Penser la politique en fonction des slogans peut paraître une démarche réductrice. Mais après tout, un slogan est par définition ce qui surnage des projets et des textes programmatiques dans lesquels on se plonge rarement avec exhaustivité ; c’est ce qui est donné aux électeurs, comme un contrat et une clé de lecture pour les propositions en présence. Jean-François Copé vient de dévoiler celui qui a été adopté par l’UMP orpheline de Sarkozy pour les prochaines élections législatives : « Ensemble, choisissons la France ». Que nous dit-il de la principale force à droite ?
Commençons par un rapide retour en arrière. Au cours des derniers mois, l’UMP et Nicolas Sarkozy ont produit un certain nombre de mots d’ordre : il y eut d’abord, à l’automne, le « parti qui veut éclairer le chemin », antienne quasi mystique que j’analysais alors comme un aveu implicite d’impuissance ; puis en début d’année, au moment de la présentation du projet UMP, « Protéger et préparer l’avenir des enfants de France » ; puis encore le cri de guerre du président-candidat, « la France forte » ; et aujourd’hui donc, ce choix de la France qui devrait être fait ensemble.
Le lecteur pardonnera d’éventuels oublis de ma part.

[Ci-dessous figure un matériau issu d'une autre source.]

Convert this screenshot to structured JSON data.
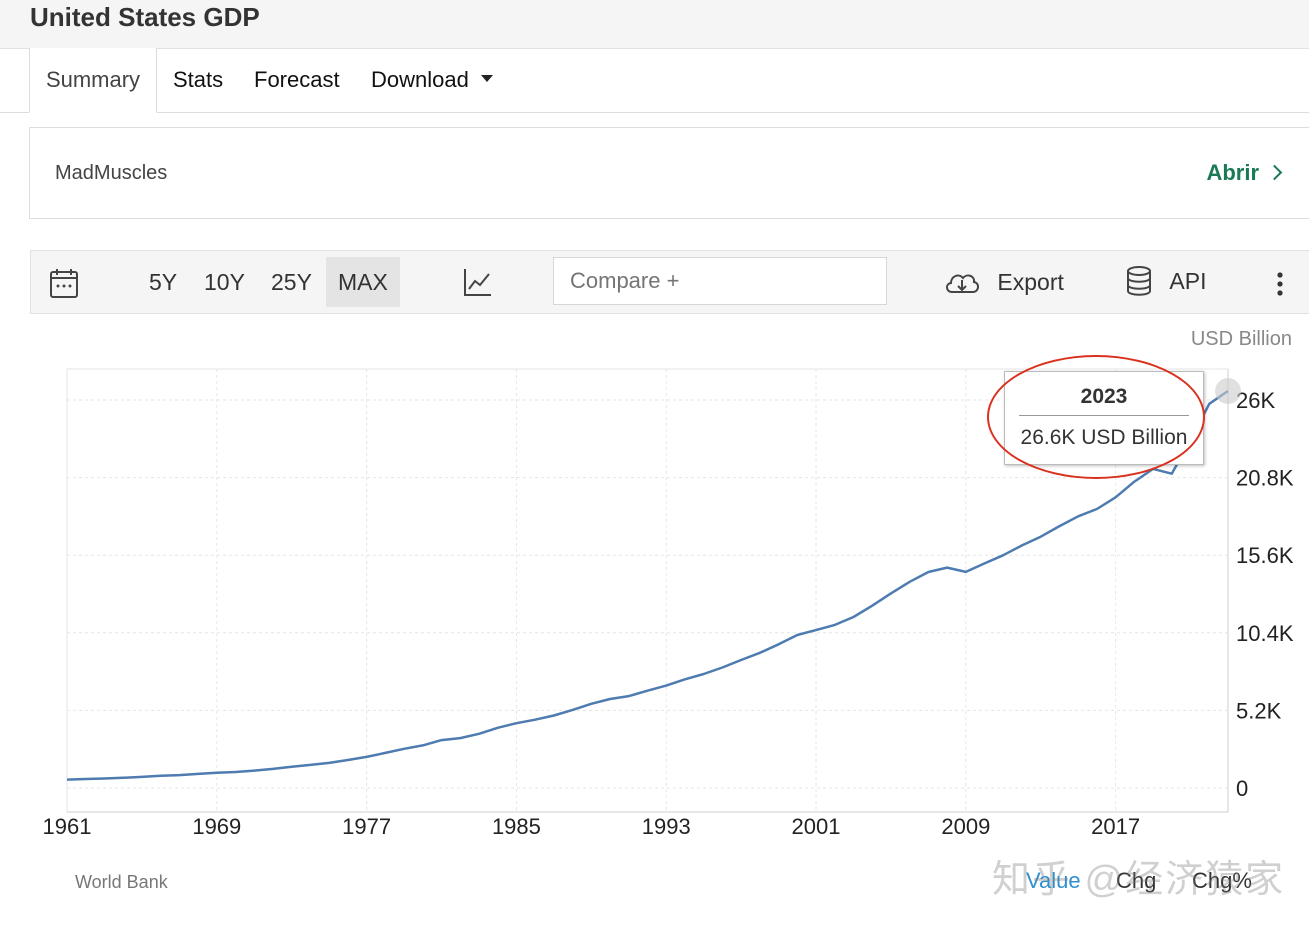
{
  "header": {
    "title": "United States GDP"
  },
  "tabs": [
    {
      "label": "Summary",
      "active": true
    },
    {
      "label": "Stats"
    },
    {
      "label": "Forecast"
    },
    {
      "label": "Download"
    }
  ],
  "ad": {
    "name": "MadMuscles",
    "link_label": "Abrir"
  },
  "toolbar": {
    "ranges": [
      "5Y",
      "10Y",
      "25Y",
      "MAX"
    ],
    "active_range": "MAX",
    "compare_placeholder": "Compare +",
    "export_label": "Export",
    "api_label": "API"
  },
  "tooltip": {
    "year": "2023",
    "value": "26.6K USD Billion"
  },
  "legend": {
    "source": "World Bank",
    "items": [
      "Value",
      "Chg",
      "Chg%"
    ]
  },
  "watermark": "知乎 @经济猿家",
  "colors": {
    "line": "#4e7bb0",
    "accent_green": "#1a7a55",
    "annotation_red": "#d9321e"
  },
  "chart_data": {
    "type": "line",
    "unit": "USD Billion",
    "x_tick_labels": [
      "1961",
      "1969",
      "1977",
      "1985",
      "1993",
      "2001",
      "2009",
      "2017"
    ],
    "y_tick_labels": [
      "0",
      "5.2K",
      "10.4K",
      "15.6K",
      "20.8K",
      "26K"
    ],
    "ylim": [
      0,
      26000
    ],
    "xlim": [
      1961,
      2023
    ],
    "grid": true,
    "series": [
      {
        "x": [
          1961,
          1962,
          1963,
          1964,
          1965,
          1966,
          1967,
          1968,
          1969,
          1970,
          1971,
          1972,
          1973,
          1974,
          1975,
          1976,
          1977,
          1978,
          1979,
          1980,
          1981,
          1982,
          1983,
          1984,
          1985,
          1986,
          1987,
          1988,
          1989,
          1990,
          1991,
          1992,
          1993,
          1994,
          1995,
          1996,
          1997,
          1998,
          1999,
          2000,
          2001,
          2002,
          2003,
          2004,
          2005,
          2006,
          2007,
          2008,
          2009,
          2010,
          2011,
          2012,
          2013,
          2014,
          2015,
          2016,
          2017,
          2018,
          2019,
          2020,
          2021,
          2022,
          2023
        ],
        "y": [
          563,
          605,
          638,
          686,
          744,
          815,
          862,
          943,
          1019,
          1073,
          1164,
          1279,
          1425,
          1545,
          1684,
          1873,
          2082,
          2352,
          2627,
          2857,
          3207,
          3343,
          3634,
          4037,
          4339,
          4579,
          4855,
          5236,
          5641,
          5963,
          6158,
          6520,
          6859,
          7287,
          7640,
          8073,
          8578,
          9063,
          9631,
          10251,
          10582,
          10929,
          11457,
          12217,
          13039,
          13816,
          14474,
          14770,
          14478,
          15049,
          15600,
          16254,
          16843,
          17551,
          18206,
          18695,
          19477,
          20533,
          21381,
          21060,
          23315,
          25744,
          26600
        ]
      }
    ]
  }
}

Mais le « chemin » ici tracé est déjà révélateur. Les deux premiers slogans, non directement liés à Sarkozy, visent l’avenir et emploient des termes sans connotation négative, voire rassurants : on parle « d’éclairer », de « protéger », on évoque les « enfants ». Les deux derniers se recentrent sur la France : pas la République, mais la France, « forte » ou tout court. L’idée d’une « France forte » est encore polysémique et peut faire référence à l’objectif de protection qu’affichait le titre du projet UMP en début d’année. Mais toute ambiguïté disparaît avec le « choisissons la France » qui ornera les affiches des candidats aux législatives.

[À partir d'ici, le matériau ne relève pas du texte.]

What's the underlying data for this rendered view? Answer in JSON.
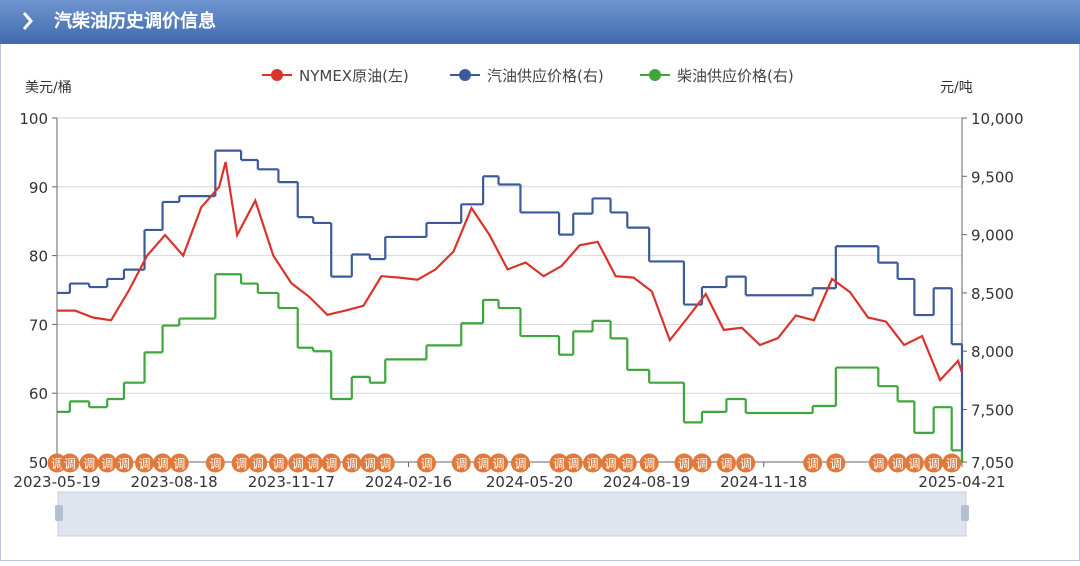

A en croire l’AFP, c’est d’abord « choisissons la France » qui a été retenu, avant que le « ensemble » ne lui soit ajouté dans la version définitive. L’ajout est à la fois révélateur et vain : cet « ensemble » fait partie des termes vides de sens que l’on ajoute, en langage politique, aux slogans ou noms de clubs pour la forme, et qui n’engagent en rien. Il vise ici probablement à adoucir ce « choix de la France », qui est, au bout du compte laissé intact. Le sens aurait été tout autre si on avait parlé d’une « France rassemblée ». Mais les ténors de l’UMP savent très bien ce qu’ils font en sélectionnant au contraire le choix, « ensemble », de la « France » sans plus de précision.
La France forte disait au moins quelque chose de la vision de la France du candidat sortant (aussi vague que soit cette indication) et faisait donc porter le déabt sur la conception du pays. Le mot d’ordre de Copé marque à la fois un appauvrissement et une radicalisation : non seulement il ne dit rien de la France que veut l’UMP, mais il accuse directement celles et ceux qui ne voteront pas UMP de ne pas opter pour la France. A la France forte s’opposait la France faible de Hollande ; à la France s’oppose … on ne sait au juste quoi : les traîtres à la patrie, les porteurs de drapeaux maghrébins à la Bastille, l’étranger en général ?
La manœuvre est brutale, grossière, et est la marque indubitable d’un parti aux abois. Car ce slogan ne s’adresse sans doute pas tant aux plus de 50% d’électeurs qui, avec Hollande, auraient fait le choix de la non-France (l’anti-France?) qu’à cette douloureuse épine dans la pied de l’ex-majorité qu’est le Front National. Frôlant les 20% au premier tour, le parti de Marine Le Pen fait peser sur l’UMP l’ombre menaçante des triangulaires en cascade, ainsi que celle des accords locaux en ordre dispersé entre droite et extrême-droite. Et dans le débat consistant à savoir si la stratégie Buisson a fait monter le FN, ou a au contraire permis de l’endiguer, Copé et les siens ont visiblement nettement tranché pour la deuxième option. Sauver l’UMP, en faisant rentrer les électeurs FN au bercail de la droite traditionnelle, avant de penser à un retour aux responsabilités ? Un bien long et tortueux chemin à « éclairer ».